Interesting Pictures: Stephen Shore’s Selected Works 1973 – 1981

Stephen Shore Selected Works

Bringing together a selection of ‘curated’ out-takes from his celebrated series Uncommon Places, the 2017 publication of Stephen Shore’s Selected Works 1973 – 1981 was another high-point in a bumper year for the artist, just in advance of a career-spanning retrospective at the Museum of Modern Art in New York, complete with its own substantial catalogue.[i] Indeed, the question this book might well provoke is whether or not it was even necessary, given the amount of exposure Shore has received to date, and the plaudits he has already garnered, in the course of a long and profoundly influential working-life. We hardly need still more proof of how a handful of largely old, largely white men – along with a very few women – dominate the institutional narratives around photography, and so, the ways in which its history is understood. In light of that, and also of the fact that Shore’s Uncommon Places has already occasioned at least two books and been included in an untold number of compilations, what might there be left to say about the work? Of course, there is no doubt now about its status; Shore’s influence can be felt everywhere in contemporary photography, if only expressed as a preference for certain subjects and photographic methodologies. In fact, the series has become a kind of ‘Rosetta Stone,’ making comprehensible so much of what followed in its wake. There is also, inevitably, if perhaps unfairly, a suspicion of barrel-scraping about such collections drawing on otherwise familiar work.

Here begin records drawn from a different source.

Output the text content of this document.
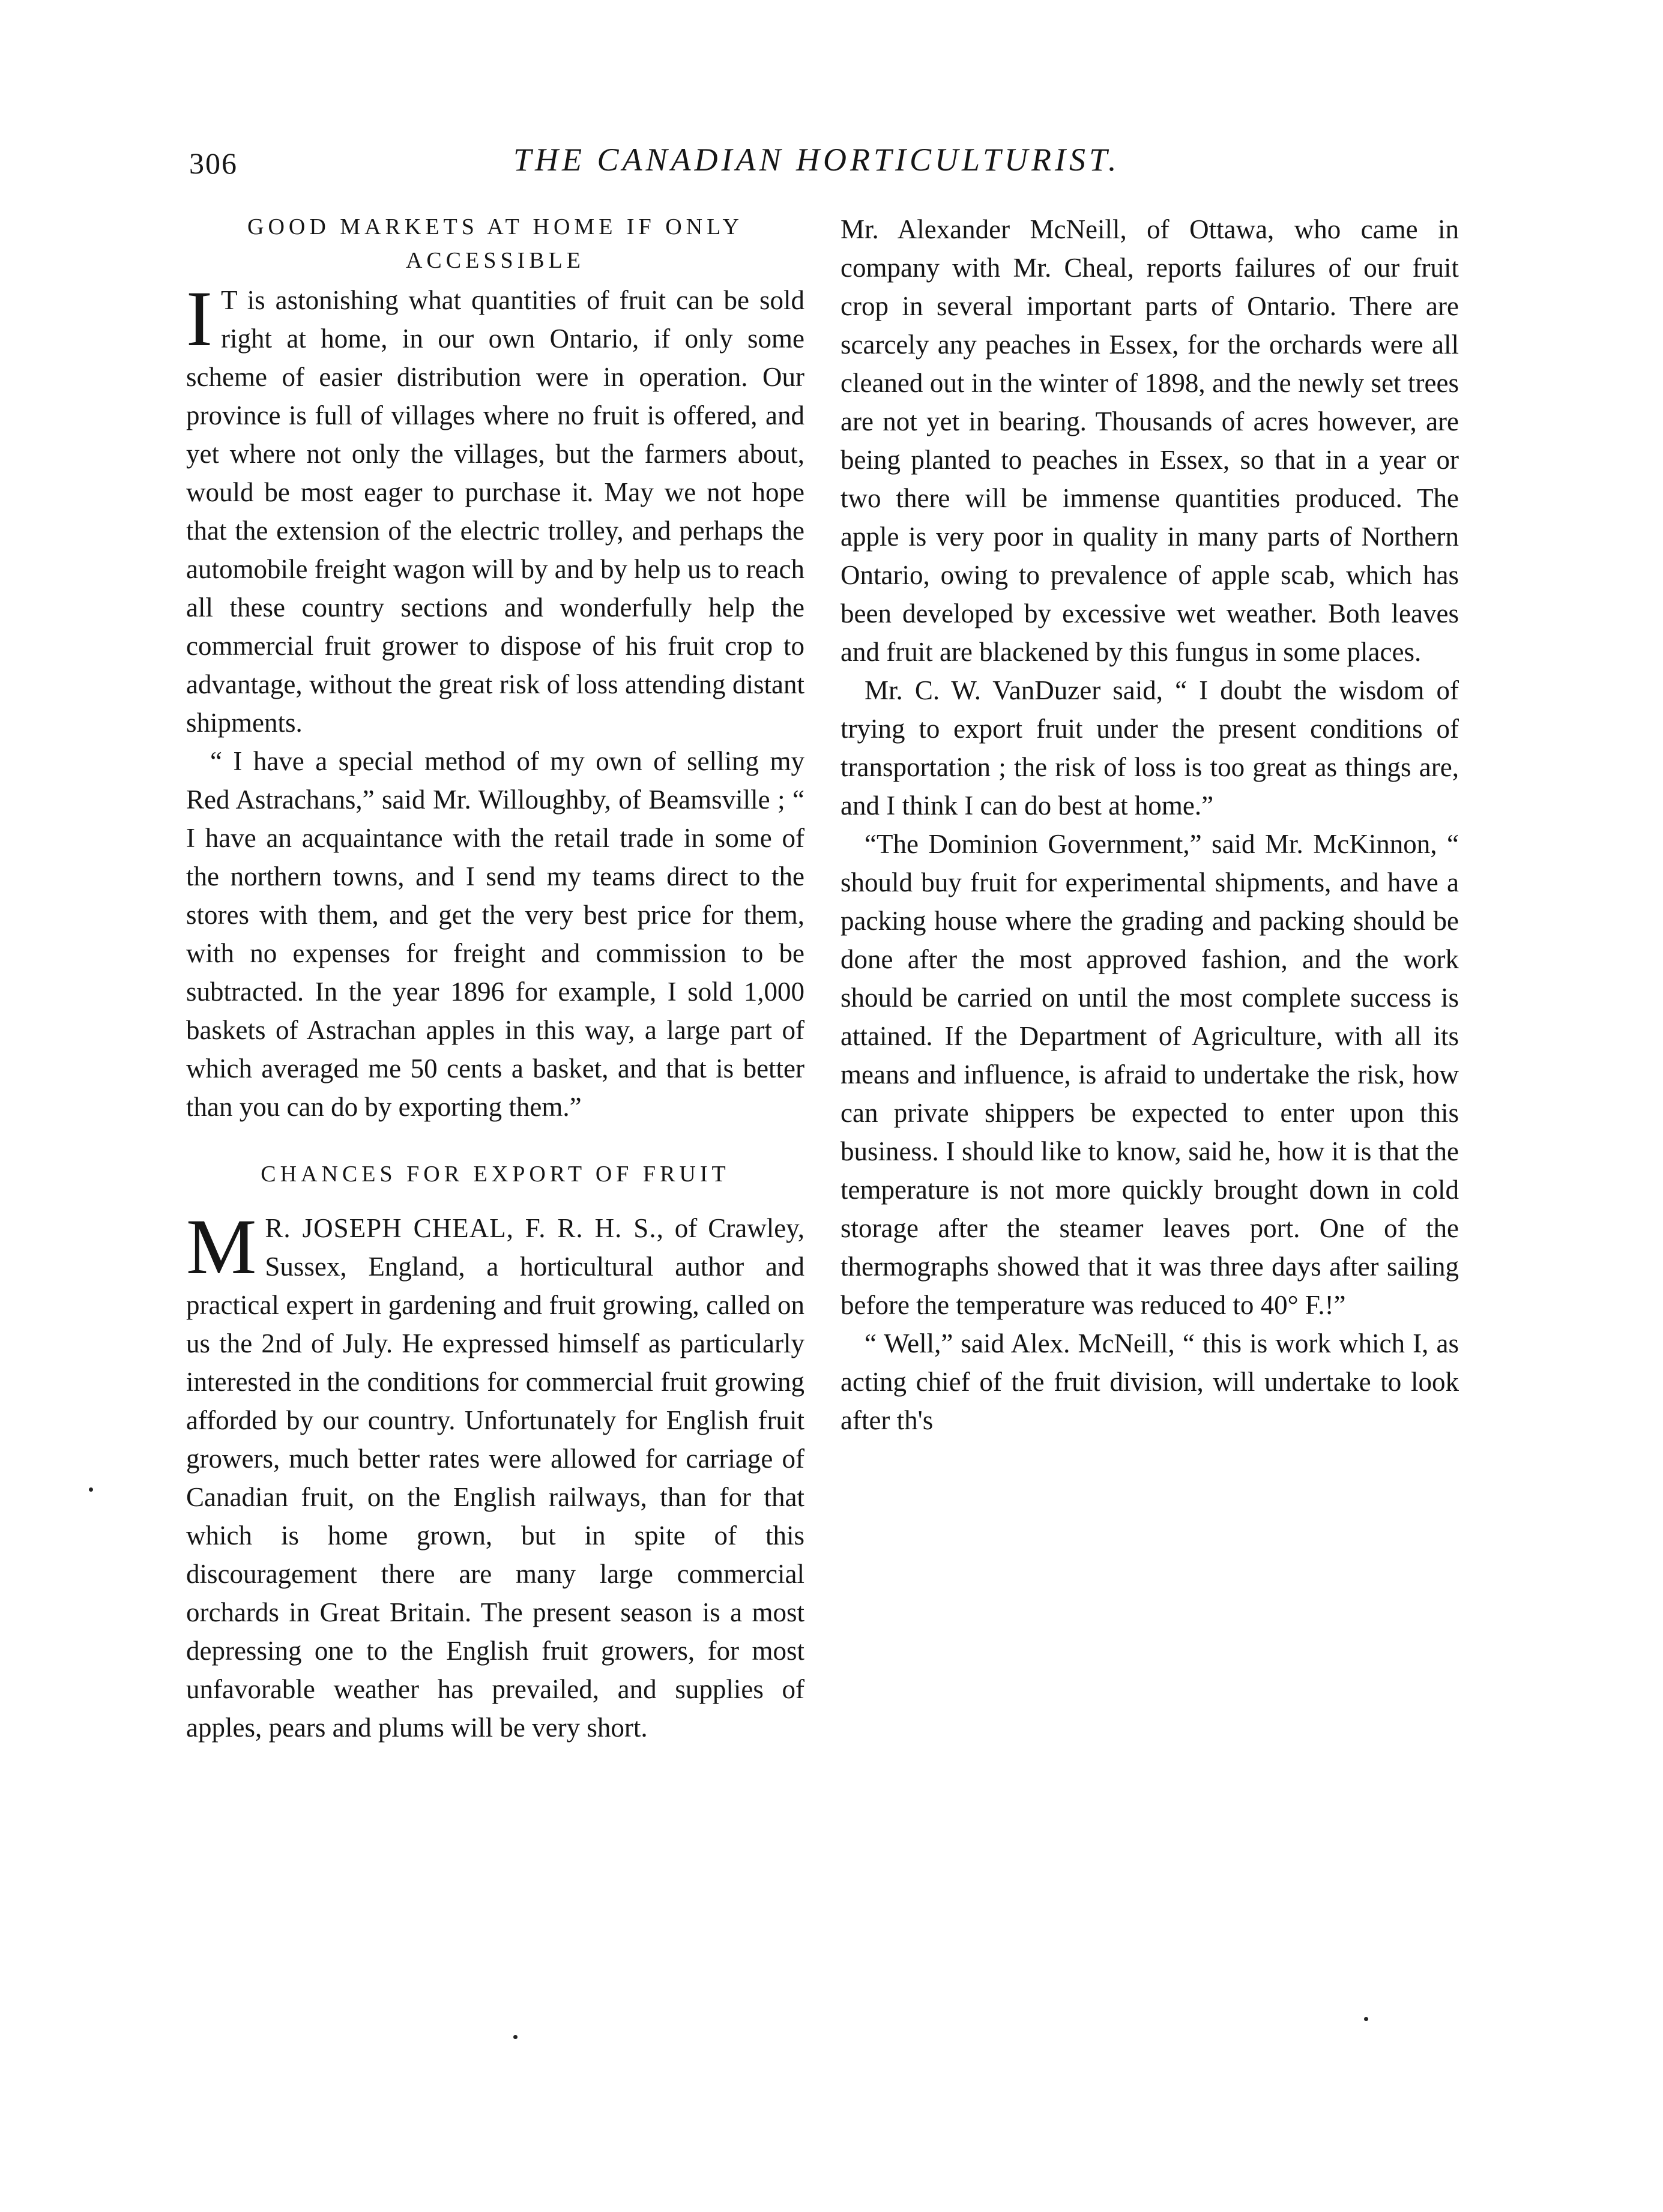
306	THE CANADIAN HORTICULTURIST.
GOOD MARKETS AT HOME IF ONLY ACCESSIBLE

I T is astonishing what quantities of fruit can be sold right at home, in our own Ontario, if only some scheme of easier distribution were in operation. Our province is full of villages where no fruit is offered, and yet where not only the villages, but the farmers about, would be most eager to purchase it. May we not hope that the extension of the electric trolley, and perhaps the automobile freight wagon will by and by help us to reach all these country sections and wonderfully help the commercial fruit grower to dispose of his fruit crop to advantage, without the great risk of loss attending distant shipments.

“ I have a special method of my own of selling my Red Astrachans,” said Mr. Willoughby, of Beamsville ; “ I have an acquaintance with the retail trade in some of the northern towns, and I send my teams direct to the stores with them, and get the very best price for them, with no expenses for freight and commission to be subtracted. In the year 1896 for example, I sold 1,000 baskets of Astrachan apples in this way, a large part of which averaged me 50 cents a basket, and that is better than you can do by exporting them.”

CHANCES FOR EXPORT OF FRUIT

M R. JOSEPH CHEAL, F. R. H. S., of Crawley, Sussex, England, a horticultural author and practical expert in gardening and fruit growing, called on us the 2nd of July. He expressed himself as particularly interested in the conditions for commercial fruit growing afforded by our country. Unfortunately for English fruit growers, much better rates were allowed for carriage of Canadian fruit, on the English railways, than for that which is home grown, but in spite of this discouragement there are many large commercial orchards in Great Britain. The present season is a most depressing one to the English fruit growers, for most unfavorable weather has prevailed, and supplies of apples, pears and plums will be very short.

Mr. Alexander McNeill, of Ottawa, who came in company with Mr. Cheal, reports failures of our fruit crop in several important parts of Ontario. There are scarcely any peaches in Essex, for the orchards were all cleaned out in the winter of 1898, and the newly set trees are not yet in bearing. Thousands of acres however, are being planted to peaches in Essex, so that in a year or two there will be immense quantities produced. The apple is very poor in quality in many parts of Northern Ontario, owing to prevalence of apple scab, which has been developed by excessive wet weather. Both leaves and fruit are blackened by this fungus in some places.

Mr. C. W. VanDuzer said, “ I doubt the wisdom of trying to export fruit under the present conditions of transportation ; the risk of loss is too great as things are, and I think I can do best at home.”

“The Dominion Government,” said Mr. McKinnon, “ should buy fruit for experimental shipments, and have a packing house where the grading and packing should be done after the most approved fashion, and the work should be carried on until the most complete success is attained. If the Department of Agriculture, with all its means and influence, is afraid to undertake the risk, how can private shippers be expected to enter upon this business. I should like to know, said he, how it is that the temperature is not more quickly brought down in cold storage after the steamer leaves port. One of the thermographs showed that it was three days after sailing before the temperature was reduced to 40° F.!”

“ Well,” said Alex. McNeill, “ this is work which I, as acting chief of the fruit division, will undertake to look after th's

And yet, somewhat against expectations, the publication of Selected Works can itself be taken to suggest that our current view of Shore’s output during this period is actually a rather limited one, giving rise to questions that, if sufficiently answered, would allow us to reassess his achievements, as well as his influence. Indeed, the most obvious indication of this is the fact that almost all of the material featured in the book is previously unseen. No reason is given for the exclusion of these pictures from the earlier versions of the project or the several publications dedicated to it, except perhaps for Shore’s own changing perceptions of what exactly that ‘project’ consists of. Their organisation here offers little clue to his rationale, not least because they haven’t been selected by Shore himself, or even by a single editor, but, in a rather gimmicky twist, by a whole host of cultural figures, including curators, film directors, writers and other photographers. Naturally enough, the selections are inflected according to the different criteria used for each, and even by the personality of the selector. Sometimes the effect of the two combine, as in the case of Wes Anderson, whose selection has the character of stills taken from some as yet unseen film by him. Similarly, the selection made by a photographer like Thomas Struth, who offers no insight into the reasoning behind his choices, inevitably draws us to make comparisons to Struth’s own work, which do in fact seem to be borne out, perhaps a testament to the spread of Shore’s influence in Germany, via the teaching of Bernd and Hilla Becher.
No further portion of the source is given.